Note that adding an element to an element array requires a linear search through the existing elements; thus, element arrays are inefficient for large numbers of elements, if elements will be continually added. Accessing elements, however, takes constant time, since the element array routines can quickly translate an element's token into the offset to that element. Thus, it takes no longer to access an element in an element array than it does to access one in a chunk array.
ElementArrayCreate(), ElementArrayCreateAt(), ElementArrayCreateAtHandles(), ElementArrayHeader
To create an element array, call the routine
ElementArrayCreate()
. Like
ChunkArrayCreate()
, it takes three arguments: the LMem heap's handle, the size of each element (or 0 for variable-sized elements), and the size to leave for the array header. The routine allocates a chunk in the LMem heap and initializes it as an element array.
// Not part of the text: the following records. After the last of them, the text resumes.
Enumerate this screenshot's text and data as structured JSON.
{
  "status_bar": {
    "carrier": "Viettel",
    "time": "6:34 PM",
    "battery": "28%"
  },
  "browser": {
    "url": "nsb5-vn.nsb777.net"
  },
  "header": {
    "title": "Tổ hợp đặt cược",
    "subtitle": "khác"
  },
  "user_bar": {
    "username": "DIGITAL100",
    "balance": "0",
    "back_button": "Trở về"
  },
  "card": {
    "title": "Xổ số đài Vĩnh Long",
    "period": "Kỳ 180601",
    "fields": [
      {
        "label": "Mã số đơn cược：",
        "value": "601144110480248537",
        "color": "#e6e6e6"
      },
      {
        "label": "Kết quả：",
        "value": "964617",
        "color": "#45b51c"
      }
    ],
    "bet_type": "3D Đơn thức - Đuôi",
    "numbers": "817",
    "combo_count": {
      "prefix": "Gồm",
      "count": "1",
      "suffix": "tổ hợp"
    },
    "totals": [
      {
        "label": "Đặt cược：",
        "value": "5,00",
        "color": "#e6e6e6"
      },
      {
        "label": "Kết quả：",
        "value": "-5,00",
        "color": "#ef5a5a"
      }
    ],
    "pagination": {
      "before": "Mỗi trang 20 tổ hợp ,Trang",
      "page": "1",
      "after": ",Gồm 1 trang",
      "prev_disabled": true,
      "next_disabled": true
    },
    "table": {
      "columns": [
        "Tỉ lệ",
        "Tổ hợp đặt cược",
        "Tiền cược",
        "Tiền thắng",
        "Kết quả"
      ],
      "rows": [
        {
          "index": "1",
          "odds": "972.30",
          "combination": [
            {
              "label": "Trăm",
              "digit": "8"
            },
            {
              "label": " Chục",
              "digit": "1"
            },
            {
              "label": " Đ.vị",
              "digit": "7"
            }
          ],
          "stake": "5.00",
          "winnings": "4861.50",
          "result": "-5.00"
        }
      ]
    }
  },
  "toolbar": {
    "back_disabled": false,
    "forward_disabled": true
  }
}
There is one significant difference:
Element arrays begin with an
ElementArrayHeader
, a structure whose first component is a
ChunkArrayHeader
. If you are allocating free space between the header and the array, make sure to leave enough room for an
ElementArrayHeader
. If you do not need to allocate free space, you can pass a header size of zero, as with
ChunkArrayCreate()
.
Note that when you specify the size of each element in the element array, you must include the size of each element's header. Thus, if each element's body were six bytes long, you would tell
ElementArrayCreate()
that the size of each element is "6 + sizeof(
RefElementHeader
)".
There is another version of this routine,
ElementArrayCreateAt()
, which creates the element array in a pre-existing chunk. This routine takes three arguments: an optr indicating the chunk, the size of each element, and the size of the header. It creates the element array in the specified chunk, resizing it if necessary. Any data in the chunk may be overwritten (except for whatever data falls in the header area after the
ElementArrayHeader
).
There is also a version which takes handles instead of an optr; it is called
ElementArrayCreateAtHandles()
.
The routine returns the handle of the newly-created element array. It can cause heap compaction or resizing; therefore, all pointers to the heap are invalidated.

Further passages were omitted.